To raise birds, these men say, is to keep healthy in body and spirit.

“It’s just for health, to do some exercise,” said a beaming Liu Dianjia, 68, holding up a cage housing his titmouse, Winter Blossom, whom he raised from a chick.

“When he was a baby, I took care of him,” Liu said, as Winter Blossom flitted around Liu’s tough fingers. “Only this kind of bird you can feed as a baby. I am the bird’s master, and can also act as the parent.”

Winter Blossom, who recognizes Liu as his father, is fed corn and peanut powder from blue porcelain dishes. Liu takes him out every morning to sing in the shade of the pine trees along a Beijing street choked with traffic during weekday mornings.

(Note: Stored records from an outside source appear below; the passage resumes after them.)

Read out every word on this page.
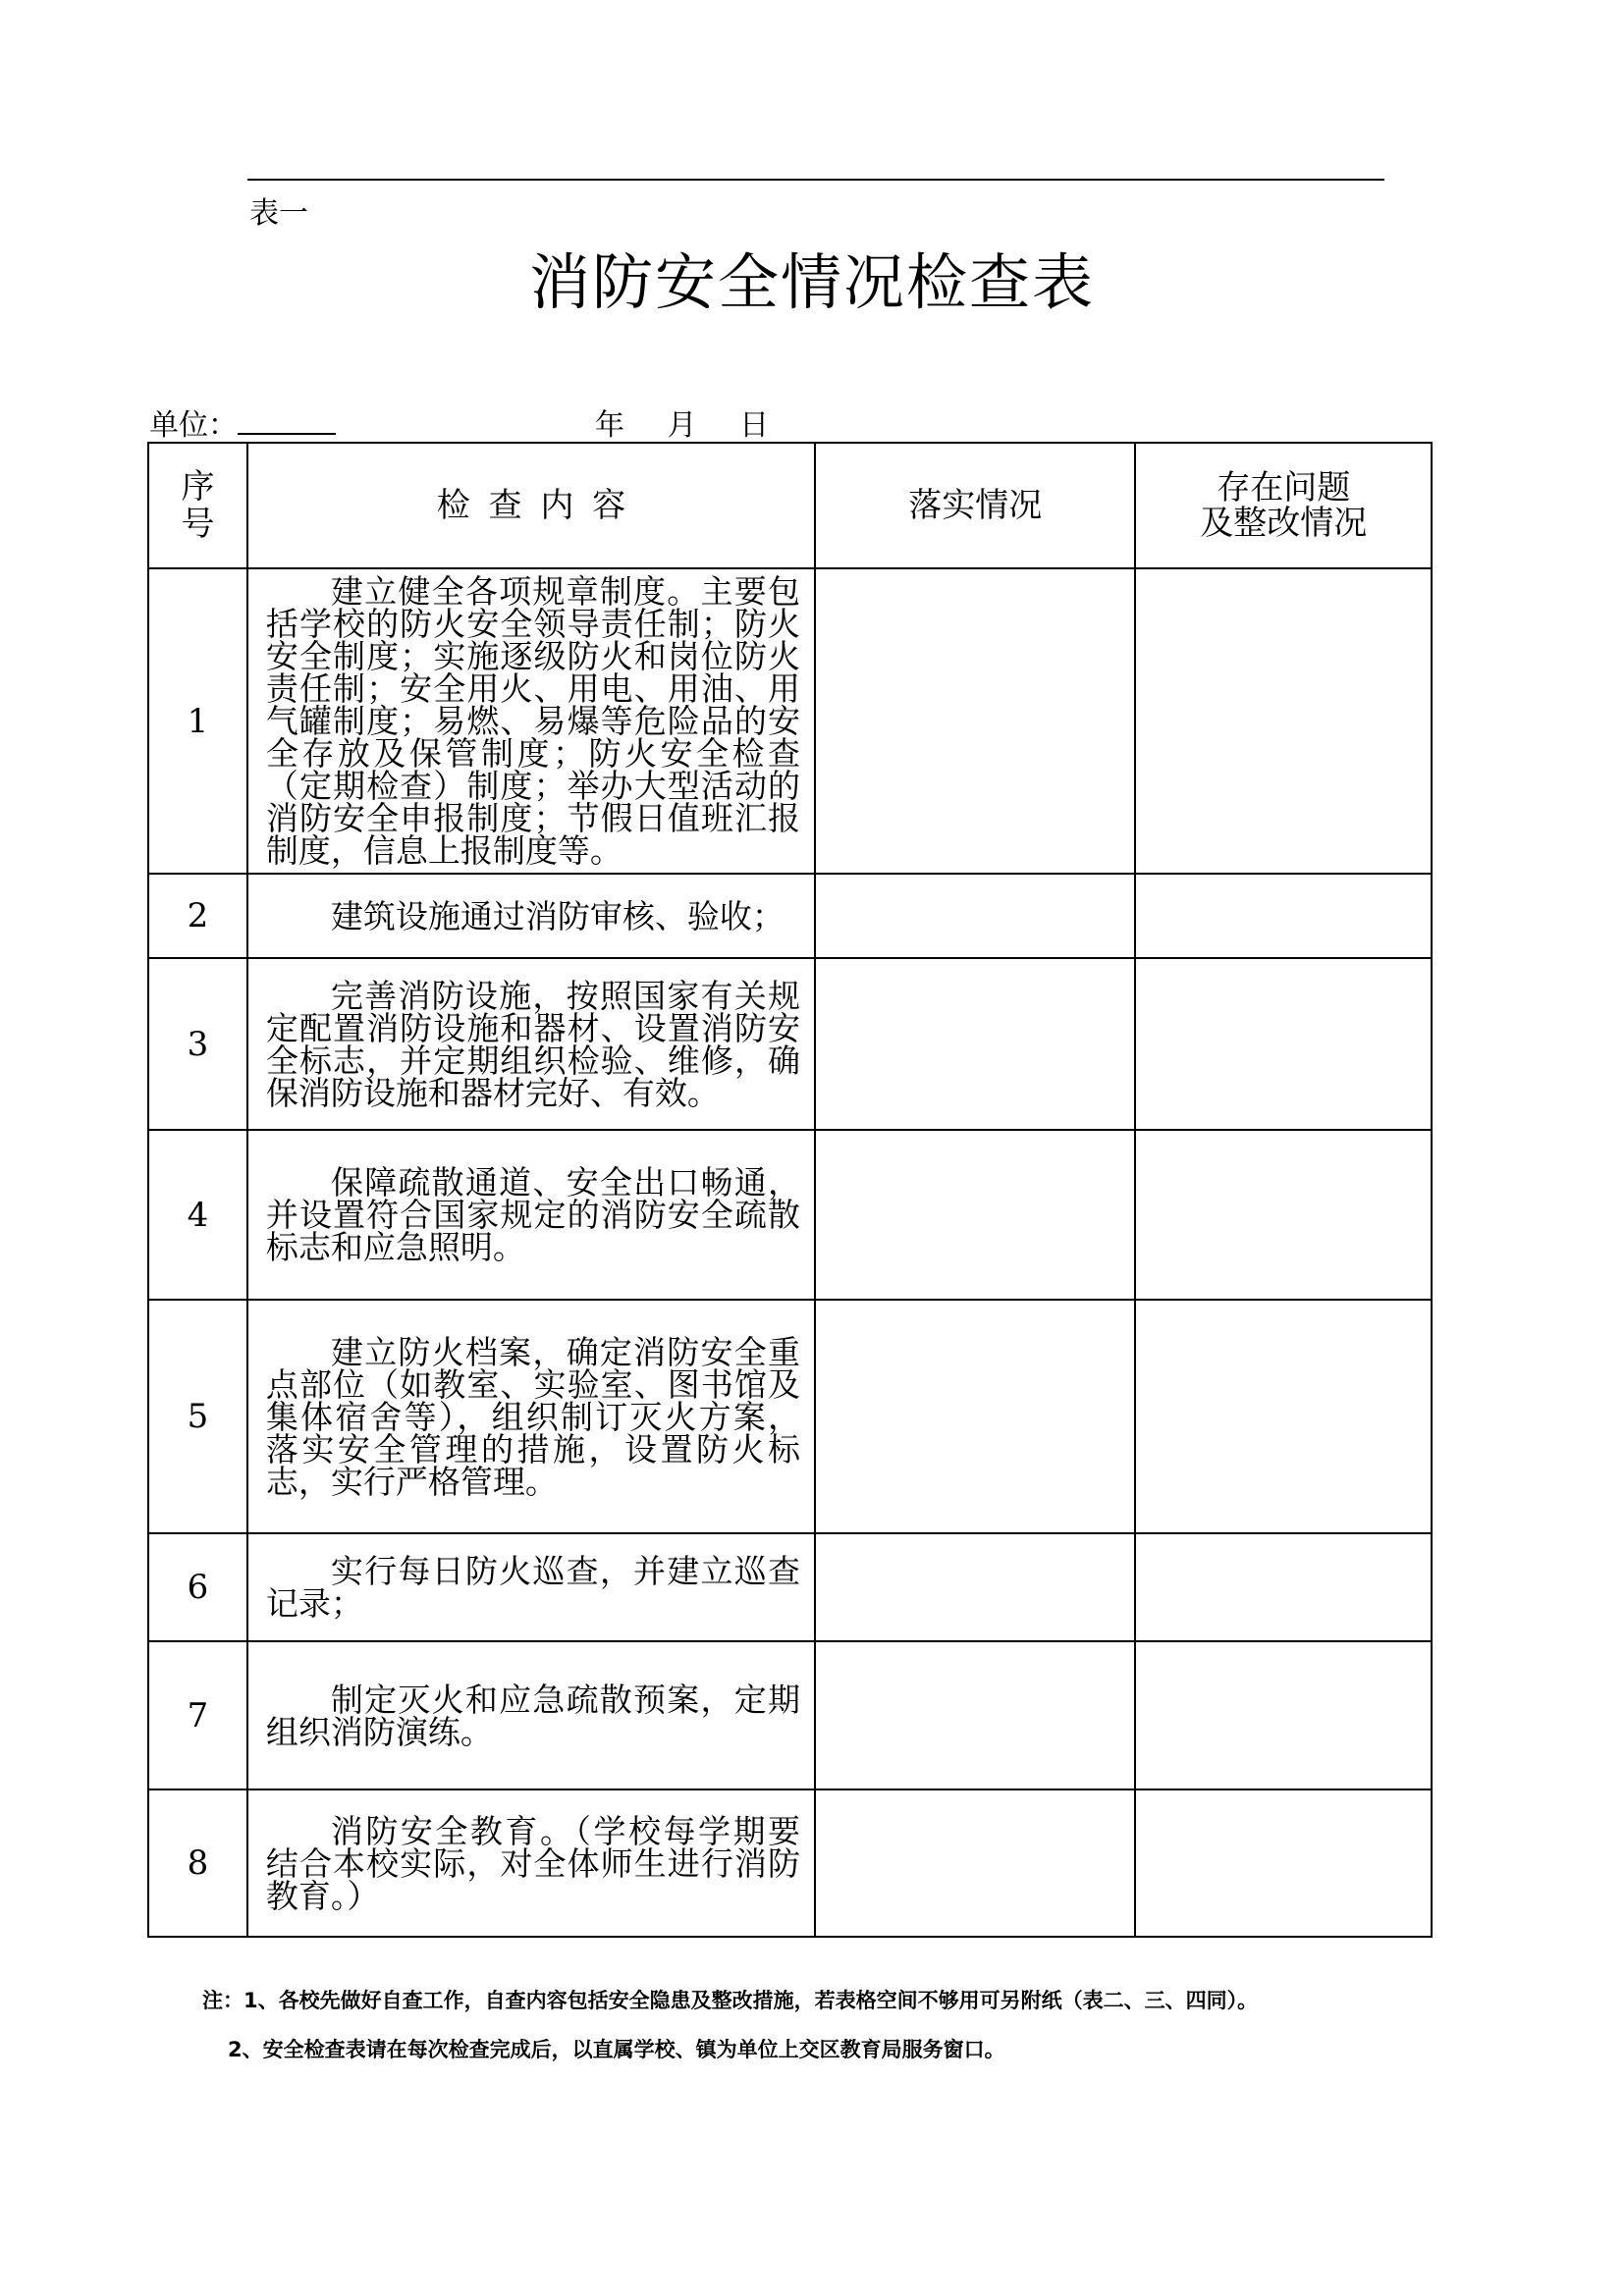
表一
消防安全情况检查表
单位：	年 月 日
序号	检 查 内 容	落实情况	存在问题
及整改情况

1	建立健全各项规章制度。主要包括学校的防火安全领导责任制；防火安全制度；实施逐级防火和岗位防火责任制；安全用火、用电、用油、用气罐制度；易燃、易爆等危险品的安全存放及保管制度；防火安全检查（定期检查）制度；举办大型活动的消防安全申报制度；节假日值班汇报制度，信息上报制度等。		
2	建筑设施通过消防审核、验收；		
3	完善消防设施，按照国家有关规定配置消防设施和器材、设置消防安全标志，并定期组织检验、维修，确保消防设施和器材完好、有效。		
4	保障疏散通道、安全出口畅通，并设置符合国家规定的消防安全疏散标志和应急照明。		
5	建立防火档案，确定消防安全重点部位（如教室、实验室、图书馆及集体宿舍等），组织制订灭火方案，落实安全管理的措施，设置防火标志，实行严格管理。		
6	实行每日防火巡查，并建立巡查记录；		
7	制定灭火和应急疏散预案，定期组织消防演练。		
8	消防安全教育。（学校每学期要结合本校实际，对全体师生进行消防教育。）		
注：1、各校先做好自查工作，自查内容包括安全隐患及整改措施，若表格空间不够用可另附纸（表二、三、四同）。
2、安全检查表请在每次检查完成后，以直属学校、镇为单位上交区教育局服务窗口。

“It’s just a kind of hobby,” he said. “I just love this.”

And, he said, he likes being part of an old tradition.

“Bird-keeping has a long history, from the Qing Dynasty,” he said proudly. That means some enthusiasts can spend a lot of money buying antique cages and feeding dishes.

“The water cup and the feeding cup are the oldest style of porcelain of the reign of the emperors of the Qing,” he said.

Some people who keep birds collect real antique cages, he said. But antique collection isn’t for him. Winter Blossom keeps him healthy.

“As an old Chinese saying goes,” he said, “100 steps after dinner is good for the health.”

(Actually, the old Chinese saying goes: 100 steps after dinner will lead to 99 years of life.)

Liu spoke on a chilly autumn morning, but the men who keep birds say only rain will keep them inside.

“This bird does not fear the cold!” boomed 81-year-old Li Yinghai, who has kept birds since his retirement 21 years ago. With four large thrushes strung on a line not far from Liu and Winter Blossom, Li said his birds have kept him going out every day.

“If you have a bird, you have exercise and go out,” Li said. “If without a bird, we get lazy and cannot go out…. As long as it’s not raining, I will go out every morning.”

The secret to good bird-keeping, Li said, is simple.

“Just feed it on time. Never forget to give it food and water,” he said.

“Every morning, just feed it once,” he said. “Just put food and water in the morning, and the rest of the day it’s OK.” And baths, too. Once a day in the summer, and once every three or four days in the winter.

The birds stay healthy; the men stay healthy.

“It’s just a personal choice,” Li said. “Some people like to dance, or practice tai chi. I just like bird-keeping.”